A new front has opened in the ongoing battle between Elon Musk’s X Corp. and Australia’s internet regulator, eSafety Commissioner Julie Inman Grant.
The Australian Administrative Appeals Tribunal (AAT) is to rule on whether eSafety was justified in ordering X to block a post by Canadian activist Chris Elston, who goes by the pseudonym “Billboard Chris.”
The former financial advisor, from Vancouver, has more than 400,000 followers on the platform.
Mr. Elston’s X post showed a screenshot of a Daily Mail story published in late February, about Teddy Cook, an Australian female-to-male trans activist who was appointed to a World Health Organisation (WHO) expert panel to draft guidelines for the care of trans and non-binary people.
In his post, Mr.

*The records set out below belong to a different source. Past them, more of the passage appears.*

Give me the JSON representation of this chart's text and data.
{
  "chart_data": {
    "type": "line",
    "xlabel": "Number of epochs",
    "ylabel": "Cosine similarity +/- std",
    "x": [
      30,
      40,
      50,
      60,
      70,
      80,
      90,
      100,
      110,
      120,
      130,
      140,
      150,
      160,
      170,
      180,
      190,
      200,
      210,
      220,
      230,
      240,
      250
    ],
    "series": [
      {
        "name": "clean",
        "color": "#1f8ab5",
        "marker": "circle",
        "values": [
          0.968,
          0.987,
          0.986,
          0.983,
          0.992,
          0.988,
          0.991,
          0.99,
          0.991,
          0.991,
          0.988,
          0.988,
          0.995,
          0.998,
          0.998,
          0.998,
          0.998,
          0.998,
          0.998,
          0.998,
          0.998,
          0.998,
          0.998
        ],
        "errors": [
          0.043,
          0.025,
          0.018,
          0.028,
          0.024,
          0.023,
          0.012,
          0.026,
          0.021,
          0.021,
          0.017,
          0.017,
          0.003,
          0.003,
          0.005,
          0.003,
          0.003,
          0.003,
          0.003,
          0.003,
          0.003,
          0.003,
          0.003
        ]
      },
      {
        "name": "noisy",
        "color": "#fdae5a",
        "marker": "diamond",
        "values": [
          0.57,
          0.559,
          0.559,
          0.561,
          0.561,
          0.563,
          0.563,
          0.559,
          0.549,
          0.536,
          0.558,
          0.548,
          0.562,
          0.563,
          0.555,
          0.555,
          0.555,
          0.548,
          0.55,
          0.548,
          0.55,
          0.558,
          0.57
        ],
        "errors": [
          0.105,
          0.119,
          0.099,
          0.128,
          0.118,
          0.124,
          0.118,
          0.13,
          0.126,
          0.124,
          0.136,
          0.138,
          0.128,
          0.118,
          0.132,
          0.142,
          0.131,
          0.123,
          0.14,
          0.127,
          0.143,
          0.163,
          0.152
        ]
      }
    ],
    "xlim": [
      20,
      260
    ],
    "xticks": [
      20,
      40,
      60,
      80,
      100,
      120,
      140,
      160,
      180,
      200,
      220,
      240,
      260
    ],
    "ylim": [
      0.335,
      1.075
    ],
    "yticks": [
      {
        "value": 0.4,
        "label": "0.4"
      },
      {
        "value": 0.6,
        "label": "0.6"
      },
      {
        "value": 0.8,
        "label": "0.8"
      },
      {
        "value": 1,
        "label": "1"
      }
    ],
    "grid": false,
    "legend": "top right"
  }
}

Elston misgendered Mr. Cook and made other allegedly “disparaging” remarks.
On March 22, Mr. Elston received a letter from an unnamed person in the office of the eSafety commissioner, demanding he remove the “deliberately degrading” post, characterising it as “cyber-abuse material targeted at an Australian adult.
“An ordinary reasonable person in the position of the complainant would regard the material as being offensive,” the letter said, which was posted by Mr. Elston on his account.
“This is because the material singles out the complainant to personify the poster’s contempt for transgender identity as well as equating transgender identity with a psychiatric condition.”
It’s not known whether Mr. Cook lodged the complaint himself.
The transgender activist was also drafted by the eSafety commissioner in 2022 to advise on the production of resources “to help the LGBTIQ+ community safely navigate the online world,” and featured alongside Ms. Inman Grant in press releases.
X Corp. was also served with an order demanding the post be removed within 24 hours, or face a fine of up to $782,500 (about US$515,000).
It is still visible to people in other parts of the world and to anyone in Australia using a VPN.
Further, the social media company is pursuing action against the commissioner in the Federal Court of Australia, while Mr. Elston—represented by the Free Speech Union of Australia—is appealing the decision in the Administrative Appeals Tribunal, which he revealed in another post.
Mr. Elston, currently in Australia as part of his campaign, admitted, “(It was) not my nicest tweet ever, but technically accurate.”
“How do you have some unelected bureaucrat determining, unilaterally, what is acceptable speech or not?” he asked. “The line that we cross should be incitement to violence. Criticism, especially of a public official, should not be reason to take something down, and when you read the eSafety legislation itself, hurt feelings are not cause for taking down tweets.”
The office of the eSafety commissioner has yet to respond to inquiries from The Epoch Times.